Now this is a very topical question that both women and men ask themselves. If earlier long-term love addiction was mainly inherent in women, then recently more and more men seek psychological help with such a problem. These are the trends of our time. How often do you hear such phrases: “I can’t live without him/her”, “when he/she is not around, I can’t find a place for myself”. Looking at it from the outside, a simple layman could say that this is “great love”, although on closer examination this turns out to be the first manifestations of love addiction. So what is love addiction, and how does it manifest itself?
Love addiction is an emotional state that mostly consists of suffering, great fear of losing a partner, feeling weak, small, lonely and lost without him. This is expressed in a constant desire to control a partner, and from here strong jealousy develops. Often, on a conscious level, a person sees all the shortcomings of his partner, but still continues to desperately need him.

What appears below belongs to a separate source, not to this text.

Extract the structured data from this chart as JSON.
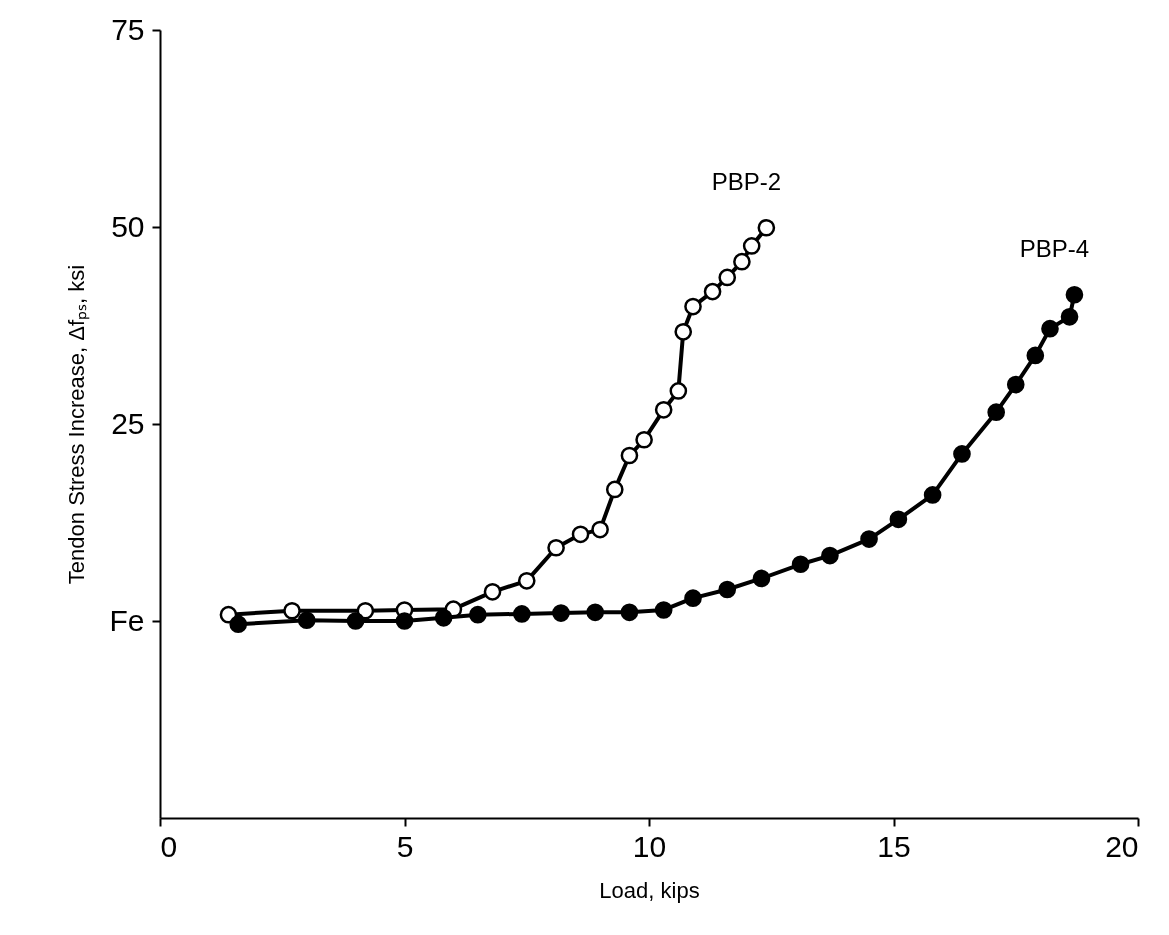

Another characteristic feature of love addiction is the desire to dissolve in a partner, to merge with him, to live his life and his interests. At the same time, their own desires and interests fade into the background or disappear: "I'm not interested in anything but him."

As a rule, from a psychological point of view, low self-esteem, self-doubt and fear of loneliness are behind love addiction. The differences between love and love addiction are especially pronounced in a situation of breakup. With love addiction, a person experiences ambivalent (contradictory) feelings, in which there is a lot of jealousy and even hatred. If, with love addiction, you ask a person a question: “Would it be easier for you if your partner had not left you, but died?” - with sufficient frankness, we will get an unequivocal answer: "Yes."

Is this possible in love? Of course not! When a person we love leaves us, it is painful and difficult, but jealousy and hatred do not arise. “True love lets go” (B. Hellinger). This release is accompanied by sadness and longing, but warm feelings and love remain for the partner. A loving person says: "I wish happiness to the one I love, and if he is better with someone else than with me, I let him go. " The famous psychologist and psychotherapist Erich Fromm in his book The Art of Loving defined love: “Love is an active interest in the life and development of the object of love.” This definition helps us to see how love is manifested in a relationship.

In love, unlike love addiction, each partner feels and realizes his individuality, each sees and takes into account the interests of the other and preserves his space and his interests. In love, we accept our partner with all his characteristics and do not seek to remake him. In love addiction, we love not a real person, but a fantasy image, which, as a rule, reminds us of someone from childhood. Love addiction is built on the mechanisms of psychological projections: “if I came up with you, become the way I want!” Dependent relationships are characterized by constant claims to each other and the desire to remake your partner for yourself so that he meets your expectations. If we talk about love addiction, then partners are in a relationship because they feel bad without each other, if about love, then people tend to be together because they feel good together, but at the same time they calmly experience separation and loneliness.